If I make this Sankey diagram, I obtain the following:
This is a simple Sankey diagram, with no styling. You will notice that the default behavior is to sort the flows by size!
But I can also make a more complex Sankey diagram. If you look back at the time tracking, you might notice that I use color coding. That is both SC 103N entries and CHEM 110H entries are green. This is because, they are both courses I teach. Thus, I could try to group them into this category, and then further split them. I can do this, simply by adding a teaching category, and then adding the appropriate numbers.
from plotly.subplots import make_subplots
sankey = make_subplots()
sankey.add_sankey(
node = dict(
label = ["hours in week", "email", "CHEM 110H", "SC 103N", "Research", "Service", "Sleep", "Free time", "teaching"],
),
link = dict(
source = [0, 0, 0, 0, 0, 0, 0, 1, 2 ] ,
target = [1, 2, 3, 4, 5, 6, 7, 8, 8 ],
value = [389, 638, 694, 291, 1016, 3360, 3692, 683, 694 ]
)
)
sankey.update_layout(title = "During the week of 09/29/2025, most of my time was spent out of work")
sankey.show("png")
Where I have simply added in the last two flows to the end of the nodes and links. This produces:
This isn’t too bad, but it might be nice to have teaching where it is, and then further split out the teaching components.

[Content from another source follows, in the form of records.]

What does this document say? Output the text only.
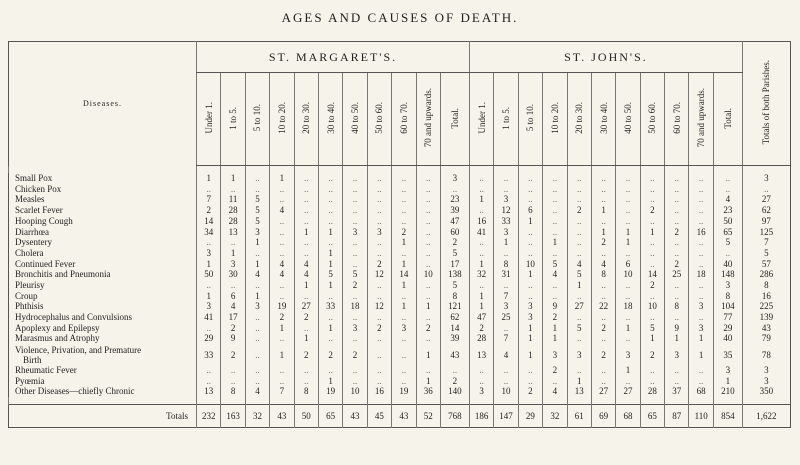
AGES AND CAUSES OF DEATH.
Diseases.	ST. MARGARET'S.											ST. JOHN'S.											Totals of both Parishes.
	Under 1.	1 to 5.	5 to 10.	10 to 20.	20 to 30.	30 to 40.	40 to 50.	50 to 60.	60 to 70.	70 and upwards.	Total.	Under 1.	1 to 5.	5 to 10.	10 to 20.	20 to 30.	30 to 40.	40 to 50.	50 to 60.	60 to 70.	70 and upwards.	Total.	

Small Pox	1	1	..	1	..	..	..	..	..	..	3	..	..	..	..	..	..	..	..	..	..	..	3
Chicken Pox	..	..	..	..	..	..	..	..	..	..	..	..	..	..	..	..	..	..	..	..	..	..	..
Measles	7	11	5	..	..	..	..	..	..	..	23	1	3	..	..	..	..	..	..	..	..	4	27
Scarlet Fever	2	28	5	4	..	..	..	..	..	..	39	..	12	6	..	2	1	..	2	..	..	23	62
Hooping Cough	14	28	5	..	..	..	..	..	..	..	47	16	33	1	..	..	..	..	..	..	..	50	97
Diarrhœa	34	13	3	..	1	1	3	3	2	..	60	41	3	..	..	..	1	1	1	2	16	65	125
Dysentery	..	..	1	..	..	..	..	..	1	..	2	..	1	..	1	..	2	1	..	..	..	5	7
Cholera	3	1	..	..	..	1	..	..	..	..	5	..	..	..	..	..	..	..	..	..	..	..	5
Continued Fever	1	3	1	4	4	1	..	2	1	..	17	1	8	10	5	4	4	6	..	2	..	40	57
Bronchitis and Pneumonia	50	30	4	4	4	5	5	12	14	10	138	32	31	1	4	5	8	10	14	25	18	148	286
Pleurisy	..	..	..	..	1	1	2	..	1	..	5	..	..	..	..	1	..	..	2	..	..	3	8
Croup	1	6	1	..	..	..	..	..	..	..	8	1	7	..	..	..	..	..	..	..	..	8	16
Phthisis	3	4	3	19	27	33	18	12	1	1	121	1	3	3	9	27	22	18	10	8	3	104	225
Hydrocephalus and Convulsions	41	17	..	2	2	..	..	..	..	..	62	47	25	3	2	..	..	..	..	..	..	77	139
Apoplexy and Epilepsy	..	2	..	1	..	1	3	2	3	2	14	2	..	1	1	5	2	1	5	9	3	29	43
Marasmus and Atrophy	29	9	..	..	1	..	..	..	..	..	39	28	7	1	1	..	..	..	1	1	1	40	79
Violence, Privation, and Premature
Birth	33	2	..	1	2	2	2	..	..	1	43	13	4	1	3	3	2	3	2	3	1	35	78
Rheumatic Fever	..	..	..	..	..	..	..	..	..	..	..	..	..	..	2	..	..	1	..	..	..	3	3
Pyœmia	..	..	..	..	..	1	..	..	..	1	2	..	..	..	..	1	..	..	..	..	..	1	3
Other Diseases—chiefly Chronic	13	8	4	7	8	19	10	16	19	36	140	3	10	2	4	13	27	27	28	37	68	210	350

Totals	232	163	32	43	50	65	43	45	43	52	768	186	147	29	32	61	69	68	65	87	110	854	1,622
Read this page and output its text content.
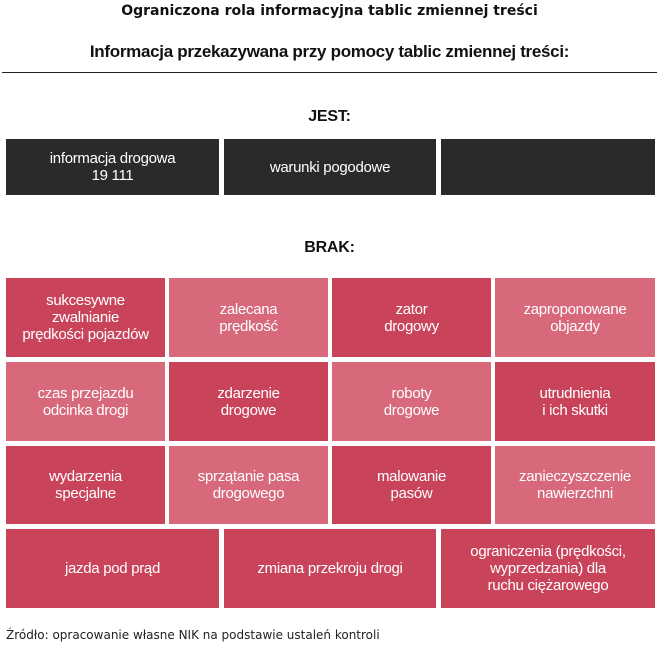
Ograniczona rola informacyjna tablic zmiennej treści
Informacja przekazywana przy pomocy tablic zmiennej treści:
JEST:
informacja drogowa
19 111	warunki pogodowe
BRAK:
sukcesywne
zwalnianie
prędkości pojazdów
zalecana
prędkość
zator
drogowy
zaproponowane
objazdy
czas przejazdu
odcinka drogi
zdarzenie
drogowe
roboty
drogowe
utrudnienia
i ich skutki
wydarzenia
specjalne
sprzątanie pasa
drogowego
malowanie
pasów
zanieczyszczenie
nawierzchni
jazda pod prąd	zmiana przekroju drogi
ograniczenia (prędkości,
wyprzedzania) dla
ruchu ciężarowego
Źródło: opracowanie własne NIK na podstawie ustaleń kontroli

This can, in part, by done by changing the order things are provided in. For instance, we can move teaching earlier, and re-number everything accordingly:
from plotly.subplots import make_subplots
sankey = make_subplots()
sankey.add_sankey(
node = dict(
label = ["hours in week", "email", "teaching", "CHEM 110H", "SC 103N", "Research", "Service", "Sleep", "Free time"],
),
link = dict(
source = [0, 0, 2, 2, 0, 0, 0, 2, ] ,
target = [1, 2, 3, 4, 5, 6, 7, 8, ],
value = [389, 1377, 683, 694, 291, 1016, 3360, 3692,]
)
)
sankey.update_layout(title = "During the week of 09/29/2025, most of my time was spent out of work")
sankey.show("png")
which provides:
But it doesn’t fully capture the look we want. I want “teaching” top be on the same column as “free time” and then the two classes to extend beyond that. But, we can define the position of the nodes as well, if we want. We can do both the horizontal (x) and vertical (y) positions, but here we only need the horizontal. However, if we are going to explicitly provide x-positions, then we need to provide y-positions as well.
import plotly.graph_objects as go
sankey = go.Figure(go.Sankey(
node = dict(
label = ["hours in week", "email", "teaching", "CHEM 110H", "SC 103N", "Research", "Service", "Sleep", "Free time"],
x = [0, 0.5, 0.5, 1, 1, 0.5, 0.5, 0.5, 0.5],
y = [0.5, 0.1, 0.2, 0.15, 0.25, 0.3, 0.4, 0.6, 0.85],
),
link = dict(
source = [0, 0, 2, 2, 0, 0, 0, 0], # Corrected length to match others
target = [1, 2, 3, 4, 5, 6, 7, 8],
value = [389, 1377, 683, 694, 291, 1016, 3360, 3692]
)
))
sankey.update_layout(title_text="During the week of 09/29/2025, most of my time was spent out of work")
sankey.show("png")
The added x and y positions are in terms of relative position, left to right, top to bottom.
The automatic ordering has been lost, so we might want to think about this some more. Additionally, we might want to change the color of the linkers, or the outlines on the nodes, or even other things. There is a great deal of flexibility, which you can learn from reading the documental, or talking to me during class. But for now, the point has been made. We can create a Sankey diagram to represent flows.